Ingredients

2 teaspoons olive oil
1 onion , chopped
2 teaspoons garlic , minced
1 can chopped tomatoes , drain but reserve in case too dry
1 teaspoon tomato paste
4 tablespoons dry white wine
4 tablespoons flat leaf parsley , chopped
4 cod steaks or 4 halibut steaks
2 tablespoons dried breadcrumbs
salt
pepper
This Baked Cod (Or Halibut) dish is a healthy and delicious recipe that is perfect for any seafood lover. This recipe is effortless to make and requires only a few simple ingredients that you may already have on hand. The combination of flavors from garlic, tomatoes, and white wine compliment the fish nicely without overpowering it. This dish is a great choice for a quick and healthy weeknight dinner or a fancier meal for special occasions.
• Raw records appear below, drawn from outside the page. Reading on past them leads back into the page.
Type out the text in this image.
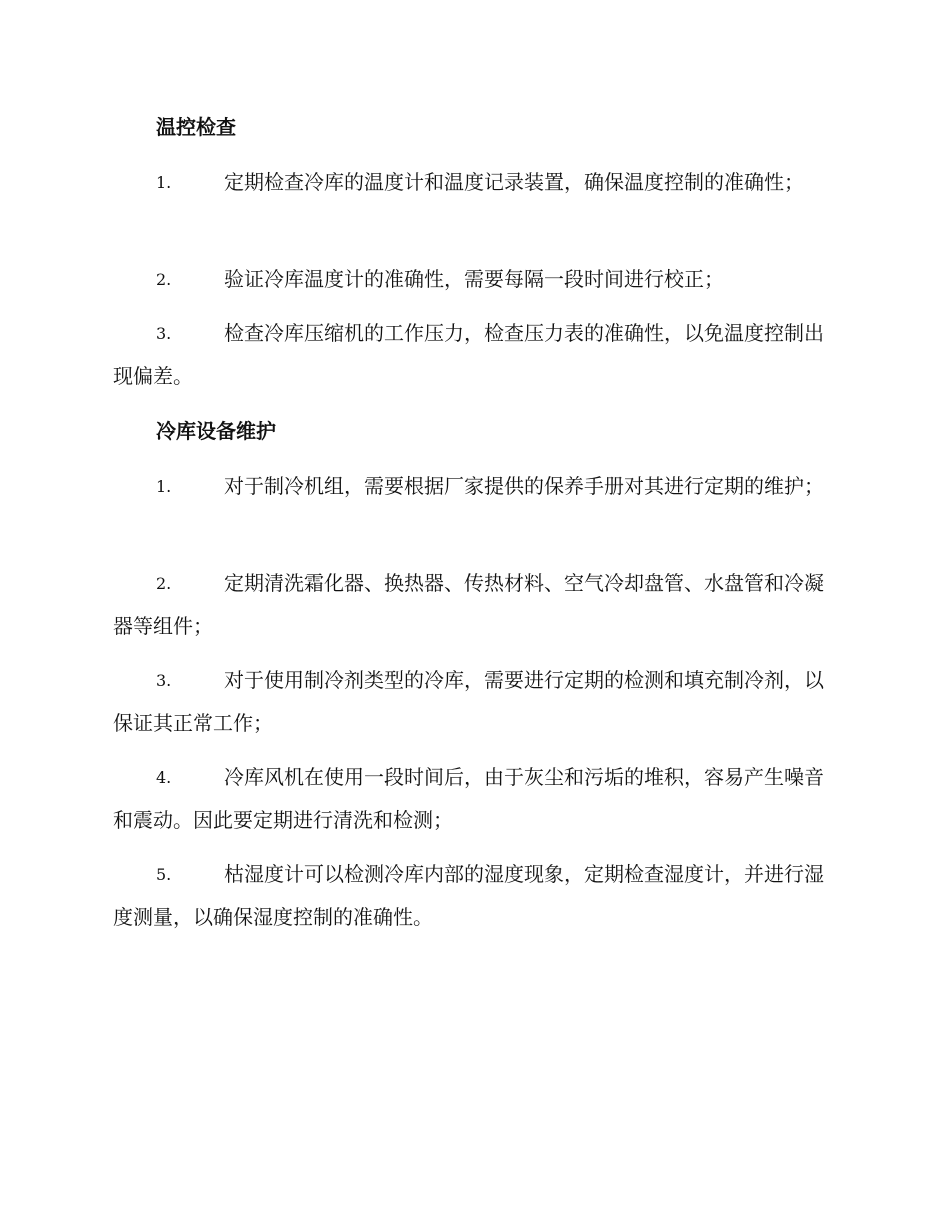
温控检查
1.	定期检查冷库的温度计和温度记录装置，确保温度控制的准确性；
2.	验证冷库温度计的准确性，需要每隔一段时间进行校正；
3.	检查冷库压缩机的工作压力，检查压力表的准确性，以免温度控制出现偏差。
冷库设备维护
1.	对于制冷机组，需要根据厂家提供的保养手册对其进行定期的维护；
2.	定期清洗霜化器、换热器、传热材料、空气冷却盘管、水盘管和冷凝器等组件；
3.	对于使用制冷剂类型的冷库，需要进行定期的检测和填充制冷剂，以保证其正常工作；
4.	冷库风机在使用一段时间后，由于灰尘和污垢的堆积，容易产生噪音和震动。因此要定期进行清洗和检测；
5.	枯湿度计可以检测冷库内部的湿度现象，定期检查湿度计，并进行湿度测量，以确保湿度控制的准确性。
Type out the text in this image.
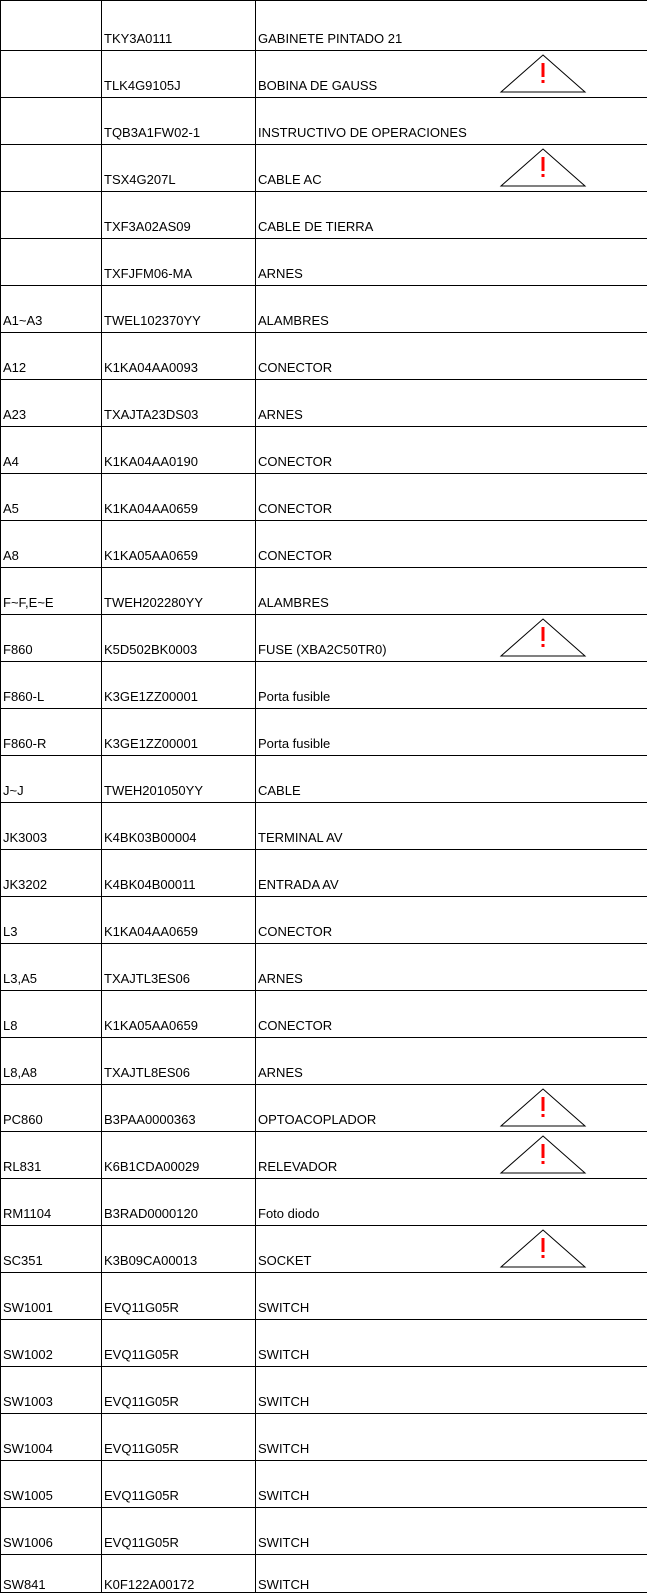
	TKY3A0111	GABINETE PINTADO 21
	TLK4G9105J	BOBINA DE GAUSS

	TQB3A1FW02-1	INSTRUCTIVO DE OPERACIONES
	TSX4G207L	CABLE AC

	TXF3A02AS09	CABLE DE TIERRA
	TXFJFM06-MA	ARNES
A1~A3	TWEL102370YY	ALAMBRES
A12	K1KA04AA0093	CONECTOR
A23	TXAJTA23DS03	ARNES
A4	K1KA04AA0190	CONECTOR
A5	K1KA04AA0659	CONECTOR
A8	K1KA05AA0659	CONECTOR
F~F,E~E	TWEH202280YY	ALAMBRES
F860	K5D502BK0003	FUSE (XBA2C50TR0)

F860-L	K3GE1ZZ00001	Porta fusible
F860-R	K3GE1ZZ00001	Porta fusible
J~J	TWEH201050YY	CABLE
JK3003	K4BK03B00004	TERMINAL AV
JK3202	K4BK04B00011	ENTRADA AV
L3	K1KA04AA0659	CONECTOR
L3,A5	TXAJTL3ES06	ARNES
L8	K1KA05AA0659	CONECTOR
L8,A8	TXAJTL8ES06	ARNES
PC860	B3PAA0000363	OPTOACOPLADOR

RL831	K6B1CDA00029	RELEVADOR

RM1104	B3RAD0000120	Foto diodo
SC351	K3B09CA00013	SOCKET

SW1001	EVQ11G05R	SWITCH
SW1002	EVQ11G05R	SWITCH
SW1003	EVQ11G05R	SWITCH
SW1004	EVQ11G05R	SWITCH
SW1005	EVQ11G05R	SWITCH
SW1006	EVQ11G05R	SWITCH
SW841	K0F122A00172	SWITCH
Additionally, this recipe is a great way to incorporate more seafood into your diet and reap its numerous health benefits.

Instructions

1.Preheat the oven to 375 degrees F (190 degrees C)
2.Heat the olive oil in a frying pan and saute the chopped onion until soft and translucent.
3.Add minced garlic and cook for one minute, then add drained chopped tomatoes, tomato paste, and dry white wine. Simmer for about 10 minutes or until the sauce thickens.
4.Add chopped parsley and stir until combined.
5.Grease a baking dish with olive oil and place cod or halibut steaks on top of the dish. Season with salt and pepper
6.Spread the tomato sauce over the fish steaks and sprinkle with dried breadcrumbs.
7.Bake in the preheated oven for 20 to 25 minutes or until the fish is cooked through.
8.Serve hot and enjoy!

PROS

This dish is a great source of lean protein, low in calories, and low in fat.
Fish is an excellent source of omega-3 fatty acids that have been linked to reduced inflammation and improved heart health.
Additionally, this recipe includes heart-healthy ingredients such as tomatoes and olive oil.

CONS

The main disadvantage of this recipe is that it may be expensive to purchase fresh fish.
Additionally, some people may be sensitive to the taste of tomatoes or seafood.

HEALTH & BENEFITS

This dish is filled with health benefits, including reducing inflammation, improving heart health, and providing a low calorie and low-fat meal.
Fish contains omega-3 fatty acids, which can reduce the risk of heart disease and stroke. Additionally, tomatoes are rich in vitamins and minerals such as vitamin C, potassium, and lycopene, which have been linked to reducing the risk of chronic disease. Olive oil contains heart-healthy monounsaturated fats, which can also help reduce inflammation.

Leave a Reply

Your email address will not be published.